Avec Poltergeist (1982), le monde a été captivé par la déclaration obsédante de Carol Anne, cinq ans, « Ils sont là… ». Elle écoutait les poltergeists sur la télévision familiale.
Cela a trouvé un écho auprès des parents préoccupés par le temps passé devant un écran par les enfants, ainsi que par les jeux vidéo, Donjons et Dragons et les abus rituels sataniques. La fixation télévisuelle de Carol Anne reflète le potentiel terrifiant de la technologie pour perturber la vie de famille.
Le classique Frankenstein de Mary Shelley de 1818, comme M3GAN, dépeint une jeune fille dangereusement fascinée par la technologie incarnée. Dans son adaptation cinématographique de 1931, nous voyons le monstre de Frankenstein rencontrer Maria, sept ans, qui surmonte son choc initial, lui demande de jouer et connaît une fin prématurée.
Come Play (2020) dépeint le jeune Oliver qui se lie d’amitié avec un monstre via une application, avec des résultats mortels à l’écran. Là où Poltergeist imagine les conséquences d’une trop grande télévision, Come Play fait écho aux craintes des parents de perdre leurs enfants à cause des smartphones et des jeux, comme Minecraft.
L’IA est un paratonnerre contre la peur
L’IA incarnée de M3GAN reflète la vague d’inquiétude actuelle. En mai, les entreprises d’IA ont fait la une des journaux lorsqu’elles ont lié l’IA à une potentielle extinction humaine. Bien que les experts aient rejeté ces affirmations, la perception de l’IA comme une menace importante fait écho aux horreurs de l’IA décrites dans les films.
Un exemple est 2001 : A Space Odyssey (1968), dans lequel HAL 9000 prend le contrôle du vaisseau spatial pour protéger la mission. De nombreux autres films mettent en scène une IA incontrôlable, notamment WestWorld (1973), Tron (1982), Terminator (1984), The Matrix (1999), I.Robot (2004), Moon (2009), Ex Machina (2014). et Avengers : l’ère d’Ultron (2015). Ces films trouvent un écho aujourd’hui, alors que l’IA semble en passe de remplacer les travailleurs humains.
L’idée que nous pouvons créer des technologies autonomes susceptibles d’éradiquer l’humanité suscite ce que les chercheurs appellent une « panique morale ». Il s’agit d’une peur contagieuse, amplifiée par les médias et obsédée par les menaces imminentes à la stabilité sociale. Les nouveaux médias donnent souvent la parole aux jeunes, remettant en cause les normes et exacerbant les divisions générationnelles, contribuant ainsi aux paniques morales récurrentes.
Alors que les cinéastes soulignent les menaces potentielles de l’IA, les outils actuels peinent à générer des modèles de tricot cohérents ou des recettes qui ne sont pas toxiques.

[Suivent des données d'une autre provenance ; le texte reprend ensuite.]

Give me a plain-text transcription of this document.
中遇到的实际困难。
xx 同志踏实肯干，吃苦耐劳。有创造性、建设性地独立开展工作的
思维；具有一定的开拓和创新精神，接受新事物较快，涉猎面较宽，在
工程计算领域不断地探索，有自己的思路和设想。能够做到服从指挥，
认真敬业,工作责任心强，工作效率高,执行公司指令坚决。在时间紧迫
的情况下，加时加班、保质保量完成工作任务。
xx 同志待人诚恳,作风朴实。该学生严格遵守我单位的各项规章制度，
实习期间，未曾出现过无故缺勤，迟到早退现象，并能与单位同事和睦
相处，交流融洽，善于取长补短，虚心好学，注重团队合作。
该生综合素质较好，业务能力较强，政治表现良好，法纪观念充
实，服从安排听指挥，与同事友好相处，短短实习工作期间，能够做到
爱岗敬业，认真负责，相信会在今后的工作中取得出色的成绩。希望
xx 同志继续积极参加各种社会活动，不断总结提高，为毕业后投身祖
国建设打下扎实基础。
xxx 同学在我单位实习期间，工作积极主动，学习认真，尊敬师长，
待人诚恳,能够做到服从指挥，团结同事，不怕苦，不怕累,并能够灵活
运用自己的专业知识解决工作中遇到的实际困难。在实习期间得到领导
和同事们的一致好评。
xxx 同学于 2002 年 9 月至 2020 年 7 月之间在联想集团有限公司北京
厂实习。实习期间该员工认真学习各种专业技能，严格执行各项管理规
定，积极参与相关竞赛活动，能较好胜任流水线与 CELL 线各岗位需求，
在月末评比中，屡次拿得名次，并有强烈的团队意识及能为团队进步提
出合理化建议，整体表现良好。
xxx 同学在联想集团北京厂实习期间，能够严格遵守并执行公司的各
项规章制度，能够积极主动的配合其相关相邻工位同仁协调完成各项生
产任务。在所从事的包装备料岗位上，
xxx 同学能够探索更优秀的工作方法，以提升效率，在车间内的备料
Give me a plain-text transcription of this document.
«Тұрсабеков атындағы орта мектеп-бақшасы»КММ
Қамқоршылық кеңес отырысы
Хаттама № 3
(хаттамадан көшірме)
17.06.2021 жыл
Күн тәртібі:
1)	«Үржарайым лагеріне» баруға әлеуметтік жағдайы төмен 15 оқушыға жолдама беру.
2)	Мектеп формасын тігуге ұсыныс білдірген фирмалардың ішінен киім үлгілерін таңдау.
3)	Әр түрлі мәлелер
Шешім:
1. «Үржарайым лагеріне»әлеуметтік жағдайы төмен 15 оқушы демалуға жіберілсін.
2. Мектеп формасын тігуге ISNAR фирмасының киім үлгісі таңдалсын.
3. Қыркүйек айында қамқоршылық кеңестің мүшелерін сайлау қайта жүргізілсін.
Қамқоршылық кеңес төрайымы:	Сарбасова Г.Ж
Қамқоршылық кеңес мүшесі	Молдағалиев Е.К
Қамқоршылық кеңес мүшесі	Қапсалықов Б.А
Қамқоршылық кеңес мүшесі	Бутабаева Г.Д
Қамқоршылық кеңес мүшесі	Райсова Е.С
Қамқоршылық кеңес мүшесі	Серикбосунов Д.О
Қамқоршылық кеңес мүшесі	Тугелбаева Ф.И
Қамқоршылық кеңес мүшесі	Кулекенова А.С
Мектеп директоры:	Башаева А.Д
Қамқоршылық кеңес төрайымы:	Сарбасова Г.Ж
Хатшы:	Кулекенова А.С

Les véritables menaces de l’IA pour les enfants incluent sa capacité à présenter des informations erronées de manière convaincante et à reproduire les préjugés sociaux. Les impacts de l’IA sur le changement climatique sont troublants, tout comme le manque de transparence et les problèmes de confidentialité.
Même si nous ne devrions pas nous laisser emporter par des paniques morales, il convient de s’intéresser à l’utilisation et à la compréhension de l’IA par les enfants. L’UNICEF intègre les droits des enfants dans la politique mondiale en matière d’IA et le Forum économique mondial a publié une boîte à outils sur l’IA pour les enfants.
Même si les histoires d’horreur mettent en lumière nos angoisses concernant l’utilisation de la technologie par les enfants et notre imagination concernant le jeu et la culture des enfants, nous n’avons pas besoin de reculer devant la peur.